Aku dan dia sama-sama memiliki cinta yang lain. Jika aku mengharapkan cinta dari Gus Rama, maka dia mendambakan Ning Hajar untuk menjadi istrinya.
Naifnya … ketulusan Gus Asna pada Ning Hajar itulah yang membuatku pernah ingin dicintai olehnya.
“Setengah jam dari sekarang, aku tunggu kamu di ruang tamu. Pakai pakaian yang pantas buat dampingi aku ke acara nikahan.”

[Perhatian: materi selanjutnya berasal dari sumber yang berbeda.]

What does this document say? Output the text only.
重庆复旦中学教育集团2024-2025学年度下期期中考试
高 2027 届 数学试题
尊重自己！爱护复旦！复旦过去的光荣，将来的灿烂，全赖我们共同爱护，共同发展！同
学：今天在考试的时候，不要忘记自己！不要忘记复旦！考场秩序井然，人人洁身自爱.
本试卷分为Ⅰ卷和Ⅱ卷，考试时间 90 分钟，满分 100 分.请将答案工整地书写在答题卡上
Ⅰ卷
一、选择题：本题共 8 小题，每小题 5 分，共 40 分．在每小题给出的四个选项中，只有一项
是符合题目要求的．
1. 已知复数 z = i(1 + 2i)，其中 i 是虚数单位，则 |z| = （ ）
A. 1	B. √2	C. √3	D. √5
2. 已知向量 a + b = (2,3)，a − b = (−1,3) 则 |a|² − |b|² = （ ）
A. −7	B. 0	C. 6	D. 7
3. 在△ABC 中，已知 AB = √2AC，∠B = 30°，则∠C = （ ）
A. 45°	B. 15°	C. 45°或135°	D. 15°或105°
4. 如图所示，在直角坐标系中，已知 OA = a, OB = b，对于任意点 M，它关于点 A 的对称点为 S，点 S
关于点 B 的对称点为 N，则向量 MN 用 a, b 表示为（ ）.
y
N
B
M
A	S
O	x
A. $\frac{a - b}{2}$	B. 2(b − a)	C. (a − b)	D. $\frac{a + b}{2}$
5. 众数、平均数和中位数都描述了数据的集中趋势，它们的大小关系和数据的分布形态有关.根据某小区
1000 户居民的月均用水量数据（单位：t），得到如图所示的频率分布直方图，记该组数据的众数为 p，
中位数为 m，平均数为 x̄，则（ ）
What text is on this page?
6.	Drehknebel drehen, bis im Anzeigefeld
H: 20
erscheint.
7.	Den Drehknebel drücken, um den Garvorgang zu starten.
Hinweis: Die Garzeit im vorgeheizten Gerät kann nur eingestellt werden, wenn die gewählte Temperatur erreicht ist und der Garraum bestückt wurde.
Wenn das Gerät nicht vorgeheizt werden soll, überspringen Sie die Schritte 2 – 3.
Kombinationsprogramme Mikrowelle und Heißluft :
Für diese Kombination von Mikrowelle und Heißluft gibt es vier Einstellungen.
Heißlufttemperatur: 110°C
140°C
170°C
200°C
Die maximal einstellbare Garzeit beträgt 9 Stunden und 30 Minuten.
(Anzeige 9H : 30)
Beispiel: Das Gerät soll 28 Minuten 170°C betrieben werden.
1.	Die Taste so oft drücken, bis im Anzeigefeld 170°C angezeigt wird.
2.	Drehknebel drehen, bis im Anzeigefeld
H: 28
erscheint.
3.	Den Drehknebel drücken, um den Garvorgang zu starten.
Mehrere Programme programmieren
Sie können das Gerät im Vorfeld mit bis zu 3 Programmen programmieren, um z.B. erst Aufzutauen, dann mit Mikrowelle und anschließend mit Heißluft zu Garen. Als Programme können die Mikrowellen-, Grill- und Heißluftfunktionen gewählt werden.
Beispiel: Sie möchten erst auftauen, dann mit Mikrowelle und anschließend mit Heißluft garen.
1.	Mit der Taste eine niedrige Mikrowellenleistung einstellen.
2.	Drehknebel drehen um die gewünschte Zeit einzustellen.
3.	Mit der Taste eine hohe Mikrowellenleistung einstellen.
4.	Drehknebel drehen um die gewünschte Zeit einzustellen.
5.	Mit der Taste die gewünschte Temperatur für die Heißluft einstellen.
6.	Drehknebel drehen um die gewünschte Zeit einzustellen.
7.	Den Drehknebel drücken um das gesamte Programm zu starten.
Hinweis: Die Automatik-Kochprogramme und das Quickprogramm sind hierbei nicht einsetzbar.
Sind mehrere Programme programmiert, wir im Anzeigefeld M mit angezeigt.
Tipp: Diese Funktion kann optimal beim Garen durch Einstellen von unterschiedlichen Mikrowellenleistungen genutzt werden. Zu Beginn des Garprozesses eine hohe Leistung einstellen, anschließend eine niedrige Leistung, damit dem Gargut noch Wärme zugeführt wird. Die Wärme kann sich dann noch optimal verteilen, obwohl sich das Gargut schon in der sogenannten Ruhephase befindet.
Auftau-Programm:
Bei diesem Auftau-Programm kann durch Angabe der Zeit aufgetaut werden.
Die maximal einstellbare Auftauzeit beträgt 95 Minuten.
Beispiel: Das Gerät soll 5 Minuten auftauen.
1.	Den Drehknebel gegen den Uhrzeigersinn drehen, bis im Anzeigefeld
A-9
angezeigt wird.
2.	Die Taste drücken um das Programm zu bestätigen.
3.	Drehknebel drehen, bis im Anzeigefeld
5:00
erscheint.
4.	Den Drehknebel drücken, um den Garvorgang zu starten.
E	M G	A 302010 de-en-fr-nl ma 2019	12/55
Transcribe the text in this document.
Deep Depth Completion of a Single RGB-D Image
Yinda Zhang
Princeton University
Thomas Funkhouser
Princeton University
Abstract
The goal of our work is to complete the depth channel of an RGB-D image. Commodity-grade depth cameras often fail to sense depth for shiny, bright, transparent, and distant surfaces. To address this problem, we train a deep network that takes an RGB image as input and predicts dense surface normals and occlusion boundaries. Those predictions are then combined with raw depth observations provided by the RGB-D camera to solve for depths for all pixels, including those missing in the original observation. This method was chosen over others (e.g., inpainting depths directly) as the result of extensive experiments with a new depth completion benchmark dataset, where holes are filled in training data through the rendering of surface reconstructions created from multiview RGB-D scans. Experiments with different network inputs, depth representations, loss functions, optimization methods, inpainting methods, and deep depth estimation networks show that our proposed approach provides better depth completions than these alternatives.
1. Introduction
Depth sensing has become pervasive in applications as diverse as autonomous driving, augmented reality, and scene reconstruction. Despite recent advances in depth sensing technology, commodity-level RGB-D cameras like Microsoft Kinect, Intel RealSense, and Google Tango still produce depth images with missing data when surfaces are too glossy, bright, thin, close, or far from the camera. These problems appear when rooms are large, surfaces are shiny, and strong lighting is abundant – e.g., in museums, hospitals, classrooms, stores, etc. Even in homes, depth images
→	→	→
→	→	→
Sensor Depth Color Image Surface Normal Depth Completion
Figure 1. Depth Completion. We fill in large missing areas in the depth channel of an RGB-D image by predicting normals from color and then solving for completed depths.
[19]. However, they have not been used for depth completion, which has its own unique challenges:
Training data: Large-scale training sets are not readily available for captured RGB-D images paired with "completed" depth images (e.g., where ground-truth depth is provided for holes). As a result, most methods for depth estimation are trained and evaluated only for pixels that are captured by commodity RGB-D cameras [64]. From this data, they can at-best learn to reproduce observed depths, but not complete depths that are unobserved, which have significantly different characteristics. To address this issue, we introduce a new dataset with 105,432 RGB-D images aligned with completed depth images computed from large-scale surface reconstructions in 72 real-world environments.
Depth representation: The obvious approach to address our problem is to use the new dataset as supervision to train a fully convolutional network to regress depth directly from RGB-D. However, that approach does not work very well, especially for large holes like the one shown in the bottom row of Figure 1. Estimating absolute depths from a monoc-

Perintahnya suatu hari ketika aku selesai mengajar ngaji.
“Emang siapa yang nikah, Gus? Perasaan umi gak bilang kalau ada undangan. Mana udah malem banget ini.”
“Nanti juga kamu tahu sendiri.”
Aku hanya bisa menghela napas dan menggurutu karena sikapnya yang lebih dingin dari biasanya. Kupikir, itu adalah acara pernikahan teman laki-lakinya yang tidak aku tahu, tapi ternyata … pelaminan indah itu diduduki seorang wanita cantik. Dia tak lain adalah Ning Jamilatun Hajar, orang yang dicintai Gus Asna dan pernah diperkenalkan pada orang tuanya, tetapi menolak menikah dengan alasan ingin menyelesaikan studinya lebih dulu. Dan masa penyelesaian studinya waktu itu masih 2 tahun.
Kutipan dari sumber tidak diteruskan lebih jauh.